During her tenure, Rometty was unable to defend IBM’s position as a technology leader against industrywide change. “It’s clear that IBM was late to the cloud party,” says Lowery, giving the lead to competitors including Amazon Web Services and Microsoft’s Azure.
Though it has failed to attract many customers for its standalone cloud computing infrastructure, IBM is now focused on helping big clients connect and manage the sometimes-confusing array of cloud services they do use. The Red Hat acquisition was all about getting the technology and expertise to help clients smoothly run applications using data from, for instance, both a private cloud service from Cisco and a public cloud run by Google.
But IBM’s recent history shows that it takes more than technology to deliver results. Under Rometty, the company has put major research and development efforts into blockchain, a distributed database technology, and the Watson artificial intelligence program. But those investments have yet to produce substantial new revenue.
And there’s serious competition in helping knit together multiple cloud services: Dell, VMWare, and Google are all currently pushing offerings similar to IBM’s.
What happens next, then, will depend greatly on execution. A major factor is whether IBM will be able to reap benefits from the Red Hat acquisition. The integration of the two companies is just six months along. Toni Sacconaghi, analyst with Alliance Bernstein, projects it will be another year and a half before it’s known whether adding Red Hat’s products and know-how has helped IBM win more customers.
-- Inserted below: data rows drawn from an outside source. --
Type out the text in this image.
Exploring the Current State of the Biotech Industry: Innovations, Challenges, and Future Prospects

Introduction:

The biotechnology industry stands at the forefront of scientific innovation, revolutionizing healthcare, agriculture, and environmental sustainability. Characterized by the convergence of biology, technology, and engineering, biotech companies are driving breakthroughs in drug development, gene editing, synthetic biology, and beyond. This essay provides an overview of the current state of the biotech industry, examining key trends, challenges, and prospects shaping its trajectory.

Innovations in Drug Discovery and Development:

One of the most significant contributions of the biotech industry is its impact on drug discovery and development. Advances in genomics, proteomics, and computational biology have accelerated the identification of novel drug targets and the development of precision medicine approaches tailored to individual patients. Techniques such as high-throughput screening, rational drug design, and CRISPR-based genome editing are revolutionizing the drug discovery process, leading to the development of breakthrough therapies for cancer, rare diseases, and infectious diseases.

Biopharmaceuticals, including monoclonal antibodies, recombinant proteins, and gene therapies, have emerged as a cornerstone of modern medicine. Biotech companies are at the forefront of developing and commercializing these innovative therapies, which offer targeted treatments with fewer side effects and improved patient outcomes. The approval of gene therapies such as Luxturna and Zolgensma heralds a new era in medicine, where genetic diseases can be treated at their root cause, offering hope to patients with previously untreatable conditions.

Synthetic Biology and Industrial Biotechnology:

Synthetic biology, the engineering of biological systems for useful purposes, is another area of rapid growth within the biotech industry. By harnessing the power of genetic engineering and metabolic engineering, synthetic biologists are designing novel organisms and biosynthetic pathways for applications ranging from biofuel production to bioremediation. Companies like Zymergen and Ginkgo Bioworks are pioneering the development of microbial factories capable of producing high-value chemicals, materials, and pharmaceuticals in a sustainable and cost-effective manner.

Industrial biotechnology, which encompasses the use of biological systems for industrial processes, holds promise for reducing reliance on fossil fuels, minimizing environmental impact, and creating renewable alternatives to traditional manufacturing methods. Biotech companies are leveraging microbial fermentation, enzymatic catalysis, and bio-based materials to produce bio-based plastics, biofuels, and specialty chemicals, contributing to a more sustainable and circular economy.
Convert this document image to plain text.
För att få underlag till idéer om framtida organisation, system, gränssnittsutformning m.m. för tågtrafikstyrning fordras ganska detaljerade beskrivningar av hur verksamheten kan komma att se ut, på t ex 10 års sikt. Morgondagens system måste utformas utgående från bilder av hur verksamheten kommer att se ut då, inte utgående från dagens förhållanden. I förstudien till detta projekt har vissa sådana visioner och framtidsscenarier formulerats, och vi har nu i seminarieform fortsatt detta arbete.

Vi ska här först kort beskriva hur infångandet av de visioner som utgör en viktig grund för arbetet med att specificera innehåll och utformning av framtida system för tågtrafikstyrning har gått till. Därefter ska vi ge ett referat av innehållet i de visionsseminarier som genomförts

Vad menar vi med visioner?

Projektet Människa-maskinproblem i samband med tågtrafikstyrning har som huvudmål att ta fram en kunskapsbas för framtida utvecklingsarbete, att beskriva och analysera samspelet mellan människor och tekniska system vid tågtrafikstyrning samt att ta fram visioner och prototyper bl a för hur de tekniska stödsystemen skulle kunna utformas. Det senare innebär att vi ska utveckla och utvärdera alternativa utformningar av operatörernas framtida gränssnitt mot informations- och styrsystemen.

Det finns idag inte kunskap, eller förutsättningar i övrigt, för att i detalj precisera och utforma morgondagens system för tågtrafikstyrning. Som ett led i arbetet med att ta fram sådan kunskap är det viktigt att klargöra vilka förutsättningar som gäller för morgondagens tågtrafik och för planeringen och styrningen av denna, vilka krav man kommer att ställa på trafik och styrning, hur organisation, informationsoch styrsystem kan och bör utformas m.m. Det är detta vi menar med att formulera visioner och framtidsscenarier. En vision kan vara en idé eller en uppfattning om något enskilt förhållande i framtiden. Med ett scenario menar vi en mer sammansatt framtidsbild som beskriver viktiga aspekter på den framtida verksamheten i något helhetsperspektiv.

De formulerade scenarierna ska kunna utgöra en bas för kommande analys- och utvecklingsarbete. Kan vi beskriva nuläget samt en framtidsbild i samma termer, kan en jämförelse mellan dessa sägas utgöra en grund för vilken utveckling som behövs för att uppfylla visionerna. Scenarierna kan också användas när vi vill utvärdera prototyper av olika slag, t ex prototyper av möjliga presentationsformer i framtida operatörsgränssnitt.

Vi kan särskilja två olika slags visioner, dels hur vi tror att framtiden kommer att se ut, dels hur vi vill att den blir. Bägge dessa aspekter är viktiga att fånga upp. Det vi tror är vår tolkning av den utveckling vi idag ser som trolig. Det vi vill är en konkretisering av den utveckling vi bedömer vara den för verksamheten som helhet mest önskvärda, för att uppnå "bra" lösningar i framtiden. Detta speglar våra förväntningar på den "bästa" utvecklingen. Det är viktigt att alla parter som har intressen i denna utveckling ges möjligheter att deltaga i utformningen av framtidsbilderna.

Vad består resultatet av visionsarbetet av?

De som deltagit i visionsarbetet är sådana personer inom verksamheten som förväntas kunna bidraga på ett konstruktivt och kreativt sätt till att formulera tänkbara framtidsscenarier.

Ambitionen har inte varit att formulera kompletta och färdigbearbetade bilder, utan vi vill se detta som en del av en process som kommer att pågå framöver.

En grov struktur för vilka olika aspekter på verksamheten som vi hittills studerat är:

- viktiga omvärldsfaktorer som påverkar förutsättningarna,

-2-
Ives, from Wedbush, believes Krishna is the right person to make it happen, having gained a good reputation within the company after a string of successful projects. It may take time to convince the rest of the world of that, though.
Lowery says Krishna “looks a little bit like a blank sheet of paper to me,” and adds that it “remains to be seen” whether he can successfully execute on IBM’s cloud strategy.
Because of his age, Sacconaghi thinks Krishna may not have a great deal of time to make an impact. Both Samuel Palmisano and Louis Gerstner became CEO at age 51 and retired at age 60, while Rometty became CEO at 54 and is leaving at 62. Nonetheless, Sacconaghi believes IBM has signaled a long-term commitment to cloud services with the appointment of Whitehurst—just 52 —as president, making him Krishna’s heir apparent.